Hacker News new | ask | show | jobs
by 5xman 3609 days ago
Your comment and the parent really surprise me. Passing such moral judgements based on the diet of a species seems a bit 'youtubish'. Using the same logic one could argue that humpback whales are the real assholes since they protect those seals and sea lions so they can prey on those tiny, little penguins which are the cutest.

(Seals even rape them :'( http://www.bbc.com/earth/story/20141117-why-seals-have-sex-w...)

3 comments

> Passing such moral judgements based on the diet of a species

Causing harm to social intelligent species, such as by eating them, is objective. In theory another species could eat plants and also attack mammals for fun all the time. That species would also be assholes. This isn't a judgement based on 'diet', it's a judgement based on how they interact with others.
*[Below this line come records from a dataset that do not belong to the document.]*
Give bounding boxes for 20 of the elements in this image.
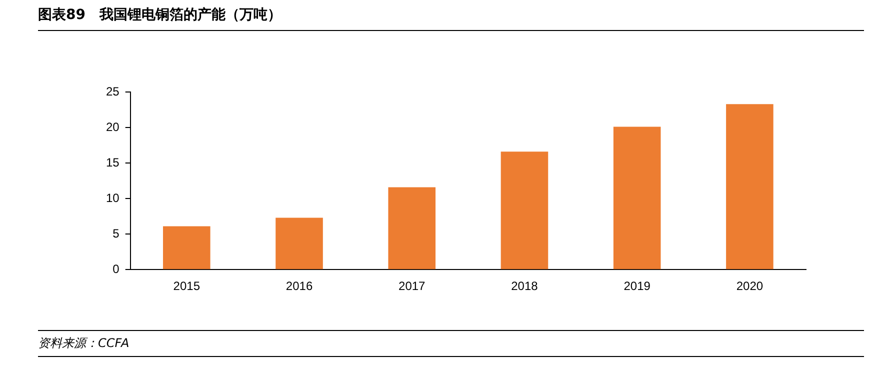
x-tick-label: 2018 — [511, 279, 538, 294]
y-tick-label: 25 — [106, 84, 120, 98]
x-tick-label: 2017 — [398, 279, 426, 294]
bar — [388, 187, 436, 270]
bar — [276, 218, 323, 270]
x-tick-label: 2019 — [624, 279, 651, 294]
y-tick-label: 0 — [112, 262, 120, 276]
bar — [726, 104, 774, 270]
x-tick-label: 2016 — [286, 279, 313, 294]
chart-title: 图表89 我国锂电铜箔的产能（万吨） — [38, 6, 864, 31]
y-tick-label: 20 — [106, 120, 120, 134]
text: 资料来源：CCFA — [38, 330, 864, 357]
bar — [163, 226, 210, 270]
bar — [613, 126, 661, 270]
y-tick-label: 15 — [106, 155, 120, 170]
x-tick-label: 2020 — [736, 279, 764, 294]
x-tick-label: 2015 — [173, 279, 200, 294]
y-tick-label: 5 — [112, 226, 120, 240]
y-tick-label: 10 — [106, 190, 120, 205]
bar — [500, 152, 548, 270]
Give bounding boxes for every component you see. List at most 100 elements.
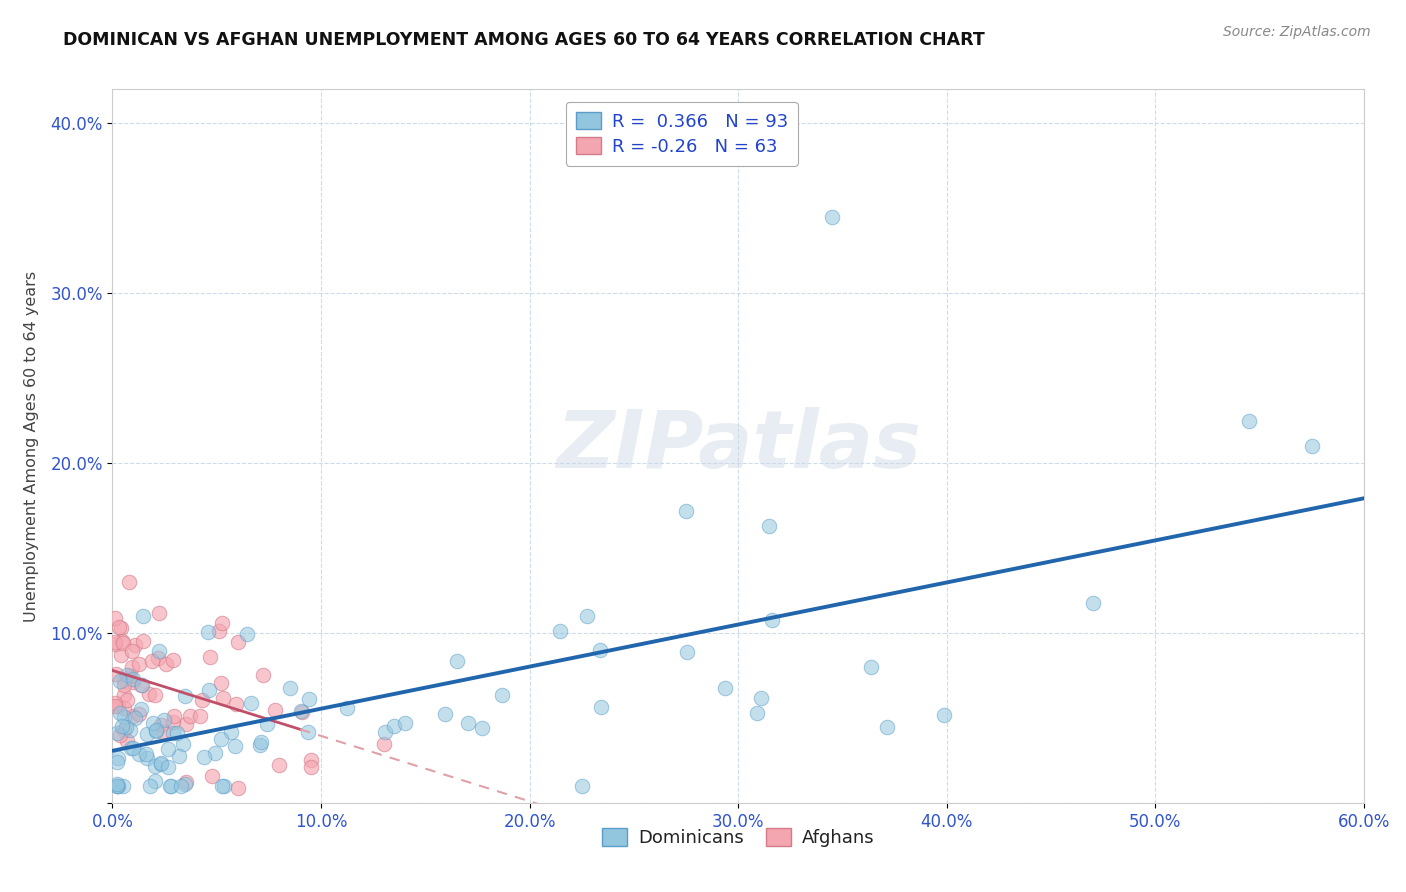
Point [107,750,129,764]
Point [374,724,396,739]
Point [211,615,233,630]
Point [148,644,170,658]
Point [105,779,128,793]
Point [138,687,160,701]
Point [135,727,157,741]
Point [129,702,152,716]
Point [174,777,197,791]
Point [143,773,166,788]
Point [163,709,186,723]
Point [291,705,314,719]
Text: Source: ZipAtlas.com: Source: ZipAtlas.com [1223,25,1371,39]
Point [110,648,132,663]
Point [204,746,226,760]
Point [576,608,599,623]
Point [112,779,135,793]
Point [145,724,167,739]
Point [821,210,844,224]
Point [111,634,134,648]
Point [225,698,247,712]
Point [198,650,221,665]
Point [589,699,612,714]
Point [156,741,179,756]
Point [179,709,201,723]
Point [107,620,129,634]
Point [139,779,162,793]
Point [1237,413,1260,427]
Point [129,678,152,692]
Point [118,723,141,737]
Point [115,692,138,706]
Point [122,740,145,755]
Point [170,779,193,793]
Point [145,723,167,738]
Point [761,613,783,627]
Point [550,624,572,639]
Point [471,722,494,736]
Point [336,701,359,715]
Point [162,726,184,740]
Point [155,657,177,671]
Point [298,691,321,706]
Point [211,779,233,793]
Point [149,756,172,771]
Point [249,738,271,752]
Point [103,696,125,710]
Text: ZIPatlas: ZIPatlas [555,407,921,485]
Point [162,653,184,667]
Point [299,759,322,773]
Point [191,693,214,707]
Point [1301,439,1323,453]
Point [107,698,129,713]
Point [197,624,219,639]
Point [166,726,188,740]
Point [110,622,132,636]
Point [112,701,135,715]
Point [111,719,134,733]
Point [128,657,150,671]
Point [172,737,194,751]
Point [226,781,249,796]
Point [105,726,128,740]
Point [112,636,135,650]
Point [108,706,131,720]
Point [714,681,737,695]
Point [121,659,143,673]
Point [588,643,610,657]
Point [112,673,135,688]
Point [264,703,287,717]
Point [122,672,145,686]
Point [571,779,593,793]
Point [212,691,235,706]
Point [373,737,395,751]
Point [152,714,174,728]
Point [209,676,232,690]
Point [457,715,479,730]
Point [219,724,242,739]
Point [190,708,212,723]
Point [224,739,246,753]
Point [932,707,955,722]
Point [112,709,135,723]
Y-axis label: Unemployment Among Ages 60 to 64 years: Unemployment Among Ages 60 to 64 years [24,270,39,622]
Point [104,699,127,714]
Point [121,643,143,657]
Point [209,731,232,746]
Point [299,753,322,767]
Point [124,639,146,653]
Point [128,747,150,762]
Point [491,688,513,702]
Point [252,667,274,681]
Point [235,627,257,641]
Point [675,503,697,517]
Point [108,728,131,742]
Point [758,519,780,533]
Point [394,716,416,731]
Point [162,714,184,729]
Point [148,607,170,621]
Point [676,645,699,659]
Point [135,747,157,761]
Point [382,719,405,733]
Legend: Dominicans, Afghans: Dominicans, Afghans [595,822,882,855]
Point [446,654,468,668]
> since they protect those seals and sea lions

That's not the same logic. The same logic might lead you to call seals and sea lions assholes, but it wouldn't extend to the whales.

(Please, excuse my english)

I think I agree with you 100% based on what I think your comment reveals about your ideas. The point I was trying to make is that it's too often that we judge animal behavior based on our mental constructs, when I think it makes no sense at all even for the most intelligent of the animal species. Somebody pointed out that we are not so different from animals, and so it shouldn't be a big stretch to apply our labels to animal behavior. But I think we are so far from animal behavior that it makes it very difficult to analize/understand it without a really big effort and a long time of study. Scientists get very close, but internet comments are too often narrow-minded. Orcas are not 'killers', at least not more than any other predator. They are very intelligent and gregarious, and they eat other animals. Jumping from this to 'they are assholes' was, in my opinion, not called for. In what 'interaction with others' was this based on? I think a real judge would have a hard time trying to distill intent from animal interactions.

Your second point is completely right. But as a matter of fact, I think that both whales, seals, sea lions and all animals in general are all fine gentlemen. I have my doubts about that monkey pulling the legs (literally, and the tails) of two tigers, though.

Your english is perfect, nothing to excuse.
In theory another species could eat plants and also attack mammals for fun all the time.

I think I know a species that does that.

Jesus! Those penguins definitely won't have 'happy feet' :-/
Chop last character of the url to get there.